Saúde
OMS recomenda que se fale a respeito. Foto: Reprodução

Toda profissão tem seus tabus. No jornalismo, um dos tabus é a divulgação de notícias de suicídio. Existe, entre os profissionais da área, uma crença de que a divulgação de casos de suicídio serviria como estímulo para que pessoas que estão em depressão façam o mesmo, tirando a própria vida. Com base nessa ideia é que somente são noticiados os suicídios de pessoas famosas.

Porém, diferentemente da prática adotada pela imprensa brasileira hoje, a OMS não é a favor de que se deixe de noticiar os casos de pessoas que tiram a própria vida. A OMS entende que suicídio é um problema de saúde pública. Por isso, defende que o assunto seja noticiado, porém, com base em determinados princípios.

A OMS defende, por exemplo, referir-se ao fato como “suicídio consumado”, não como suicídio “bem sucedido”. Defende, também, que sejam apresentados somente dados relevantes e, nos jornais, que seja noticiado apenas nas páginas internas.

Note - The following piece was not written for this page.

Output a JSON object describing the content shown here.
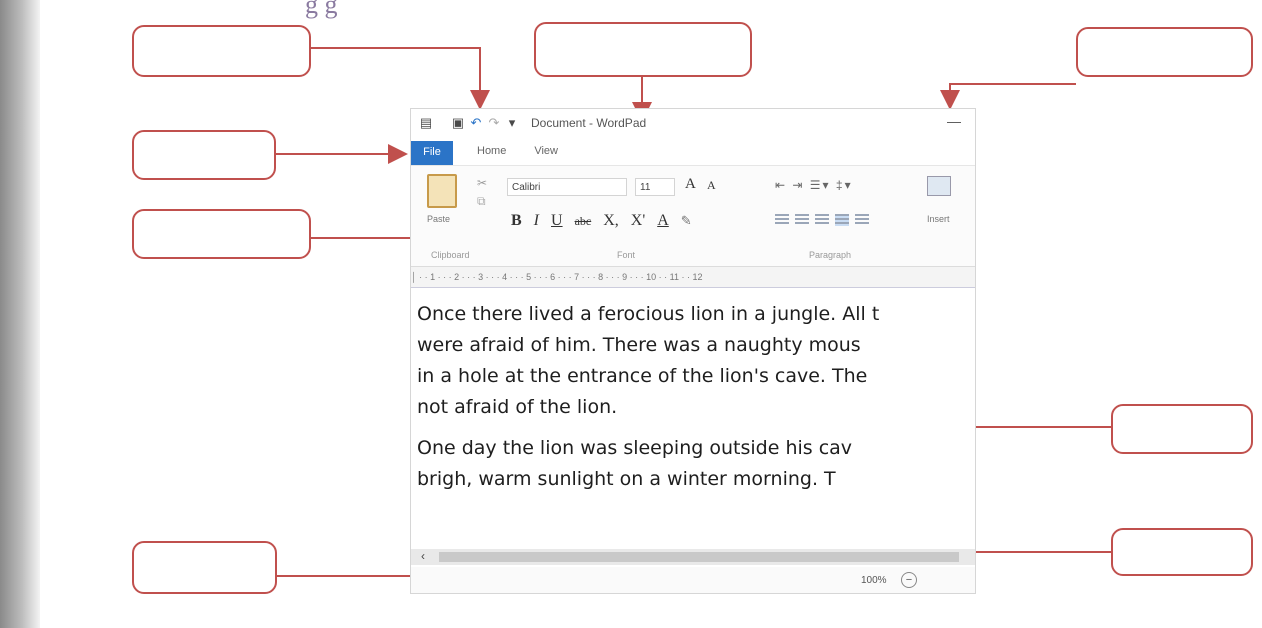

No manual, a OMS recomenda que qualquer problema de saúde mental que a pessoa tiver seja trazido à tona e também que se evite exageros, como mostrar a cena do suicídio e o método utilizado.

Conforme o site Nações Unidas Brasil, jornalistas da América Latina estão redefinindo a forma de comunicar suicídios. Por muitos anos, casos de pessoas que tiram a própria vida foram abordados pela mídia como “um espetáculo” ou simplesmente deixaram de ser noticiados por medo de gerar o efeito “contágio”.

No entanto, uma cobertura jornalística responsável pode contribuir para a prevenção do suicídio, reduzindo o risco de um comportamento imitador, ajudando a modificar falsas percepções e incentivando as pessoas a procurarem ajuda, disse Claudina Cayetano, consultora regional de saúde mental da Organização Pan-Americana da Saúde (OPAS).

Desde que a Organização Mundial da Saúde (OMS) publicou o documento “Prevenção do suicídio: um manual para profissionais da mídia”, em 2000, muitos jornalistas e profissionais da mídia mudaram sua maneira de relatar o assunto.

“Notamos mudanças na maneira como os jornalistas comunicam sobre suicídio, que já não é tratado com espetacularização ou como um ato heroico de amor, como Romeu e Julieta, mas como um fato da vida com causas complexas que podem ser evitadas”, explicou Claudina.

Nas Américas, há mais de 81 mil mortes por suicídio a cada ano. Os principais métodos incluem asfixia (44%), armas de fogo (31%), envenenamento por álcool e drogas (9%) e envenenamento por pesticidas e outros produtos químicos (7%).